Between A New Makeup Line, A New DJ Night and A New Honor, It’s Clear Dallas Still Loves Selena.
Last Thursday morning, an even livelier buzz than usual was circulating around the ever-active
tourist trap commerce center that is NorthPark Center. And it was all because of Selena.
That morning, with the makeup company MAC locally releasing its limited run of products inspired by and honoring the late, great Tejano queen at a number of different locations throughout the mall, lines and excitement abounded. No, the scene wasn’t quite as over-the-top as it was when the makeup line was released late last month in the singer’s hometown of Corpus Christi, but it was nonetheless cool to see — and hear, given the Tejano music blaring at the makeup counters.
By 9:30 a.m., some 200 customers were lined up at Nordstrom — a few in line told me they tried to start doing so the night before only to be rebuffed by mall security — only to see the product get completely sold out withing 14 minutes of doors opening. The offerings at Macy’s lasted longer, with a line of 90 or so still moving and purchasing product at 10:35 a.m. — much to the excitement of one Macy’s employee, who told us she’d never seen anything like this previously, not even when Rihanna release a similar special makeup line. At the MAC store itself, a line of 300 ran through their product within an hour of opening. By 11 a.m., Dillard’s — which seemed to be where all prospective buyers headed after their first stops ran out — was the last store in the mall with anything left, although their inventory was down to just eye shadow and lipstick.
Part of the excitement stemmed around the extremely limited stock MAC is releasing as part of this run, which they swear is a one-time-only deal — well, on the primary markets, at least. On secondary online retailers, buying this stuff isn’t difficult so much as it’s just pricey — one “como la flor” lipstick tube can be had for $100, a far cry from its starting retail price of $17.
Twenty-one years after Selena’s death, the success of this latest promotion is just the latest proof that Selena’s star still burns bright here in Texas. Of course, that’s something we’ve known for some time now around these parts, what with all of the Selena parties that take place in North Texas each year.

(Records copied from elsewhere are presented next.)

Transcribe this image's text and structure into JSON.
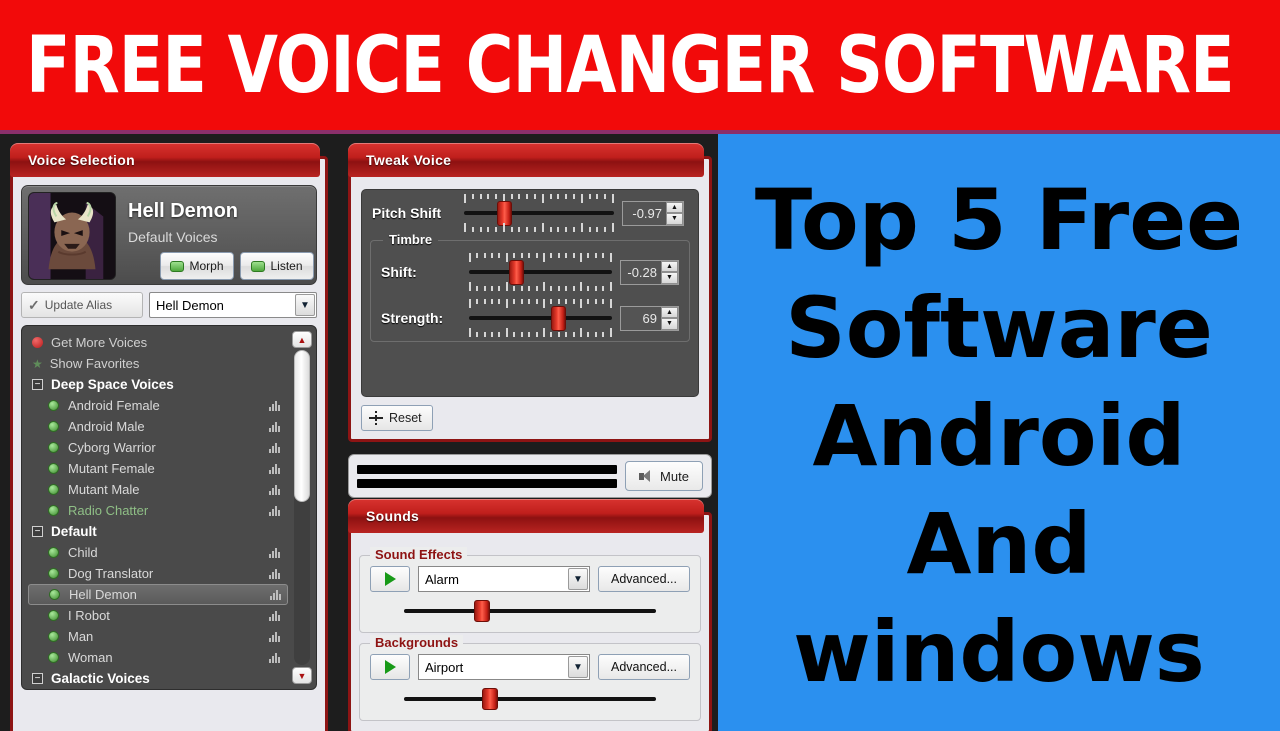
{
  "banner": {
    "title": "FREE VOICE CHANGER SOFTWARE"
  },
  "promo": {
    "lines": [
      "Top 5 Free",
      "Software",
      "Android",
      "And",
      "windows"
    ],
    "bg_color": "#2b90ef",
    "text_color": "#000000"
  },
  "colors": {
    "banner_red": "#f20a0a",
    "panel_red": "#8d1414",
    "title_gradient_top": "#d8332f",
    "accent_green": "#3e8c2f"
  },
  "voice_selection": {
    "title": "Voice Selection",
    "card": {
      "name": "Hell Demon",
      "category": "Default Voices",
      "avatar_icon": "demon-avatar"
    },
    "morph_label": "Morph",
    "listen_label": "Listen",
    "update_alias_label": "Update Alias",
    "alias_value": "Hell Demon",
    "list": [
      {
        "label": "Get More Voices",
        "type": "action",
        "icon": "red-dot-icon"
      },
      {
        "label": "Show Favorites",
        "type": "action",
        "icon": "star-icon"
      },
      {
        "label": "Deep Space Voices",
        "type": "group",
        "expander": "minus"
      },
      {
        "label": "Android Female",
        "type": "item"
      },
      {
        "label": "Android Male",
        "type": "item"
      },
      {
        "label": "Cyborg Warrior",
        "type": "item"
      },
      {
        "label": "Mutant Female",
        "type": "item"
      },
      {
        "label": "Mutant Male",
        "type": "item"
      },
      {
        "label": "Radio Chatter",
        "type": "item",
        "state": "green"
      },
      {
        "label": "Default",
        "type": "group",
        "expander": "minus"
      },
      {
        "label": "Child",
        "type": "item"
      },
      {
        "label": "Dog Translator",
        "type": "item"
      },
      {
        "label": "Hell Demon",
        "type": "item",
        "state": "selected"
      },
      {
        "label": "I Robot",
        "type": "item"
      },
      {
        "label": "Man",
        "type": "item"
      },
      {
        "label": "Woman",
        "type": "item"
      },
      {
        "label": "Galactic Voices",
        "type": "group",
        "expander": "minus"
      }
    ]
  },
  "tweak_voice": {
    "title": "Tweak Voice",
    "pitch_shift": {
      "label": "Pitch Shift",
      "value": "-0.97",
      "knob_pct": 27
    },
    "timbre": {
      "legend": "Timbre",
      "shift": {
        "label": "Shift:",
        "value": "-0.28",
        "knob_pct": 34
      },
      "strength": {
        "label": "Strength:",
        "value": "69",
        "knob_pct": 63
      }
    },
    "reset_label": "Reset"
  },
  "meter": {
    "mute_label": "Mute",
    "channels": 2
  },
  "sounds": {
    "title": "Sounds",
    "sound_effects": {
      "legend": "Sound Effects",
      "selected": "Alarm",
      "advanced_label": "Advanced...",
      "volume_pct": 31
    },
    "backgrounds": {
      "legend": "Backgrounds",
      "selected": "Airport",
      "advanced_label": "Advanced...",
      "volume_pct": 34
    }
  }
}
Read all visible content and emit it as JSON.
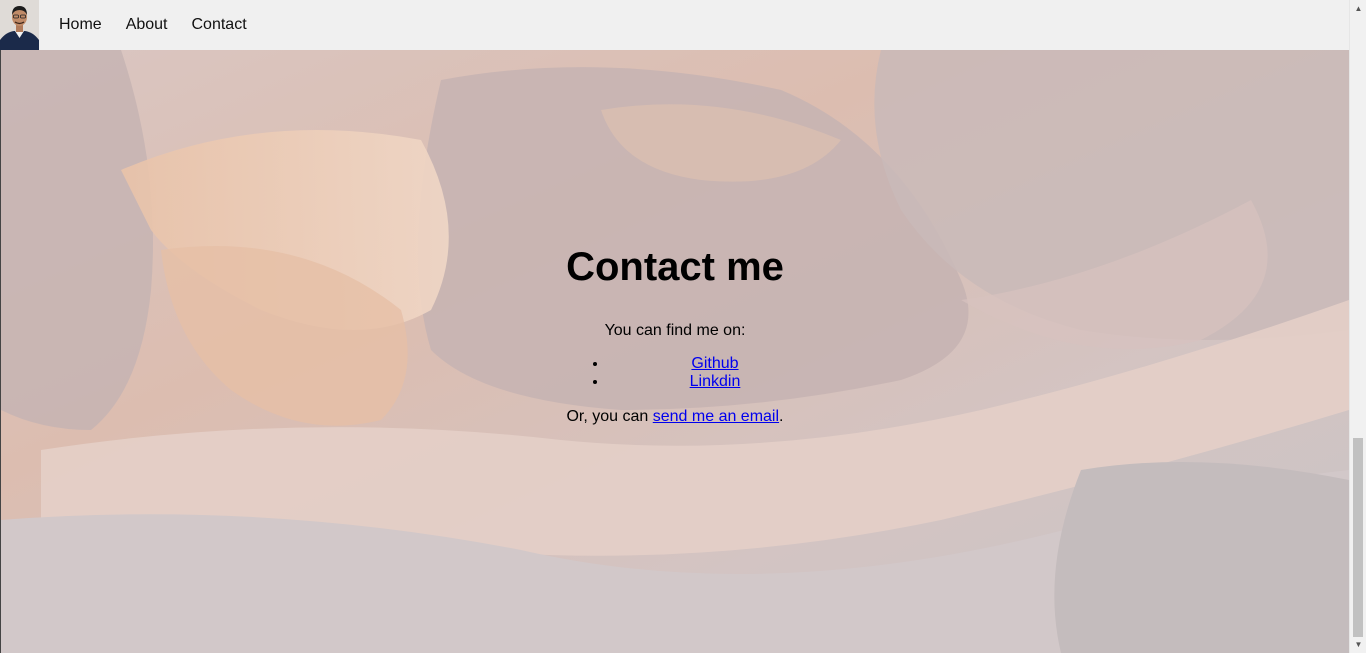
{
  "nav": {
    "items": [
      {
        "label": "Home"
      },
      {
        "label": "About"
      },
      {
        "label": "Contact"
      }
    ]
  },
  "page": {
    "title": "Contact me",
    "intro": "You can find me on:",
    "links": [
      {
        "label": "Github"
      },
      {
        "label": "Linkdin"
      }
    ],
    "outro_prefix": "Or, you can ",
    "email_link": "send me an email",
    "outro_suffix": "."
  },
  "colors": {
    "nav_background": "#f0f0f0",
    "link": "#0000ee",
    "text": "#000000"
  },
  "icons": {
    "avatar": "profile-photo",
    "scroll_up": "arrow-up-icon",
    "scroll_down": "arrow-down-icon"
  }
}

Next week, Dallas will see another such bash, too. On Friday, October 21, at Crown & Harp, Too Fresh Productions will celebrate the life of Selena Quintanilla with a party simply called “Selena Night!” that’s being thrown in celebration of an honor the singer will posthumously is receiving. That same day in Denton, she’ll be formally inducted into the Texas Women’s Hall of Fame during a ceremony at Texas Woman’s University as part of a class that also includes aviation pioneer Emma Carter Browning, entrepreneur Susie Hitchcock-Hall, University of Houston president Renu Khator and NASA’s Ginger Kerrick.
Selena may be gone. But, at least here in Texas, it doesn’t seem as if she’ll ever be forgotten.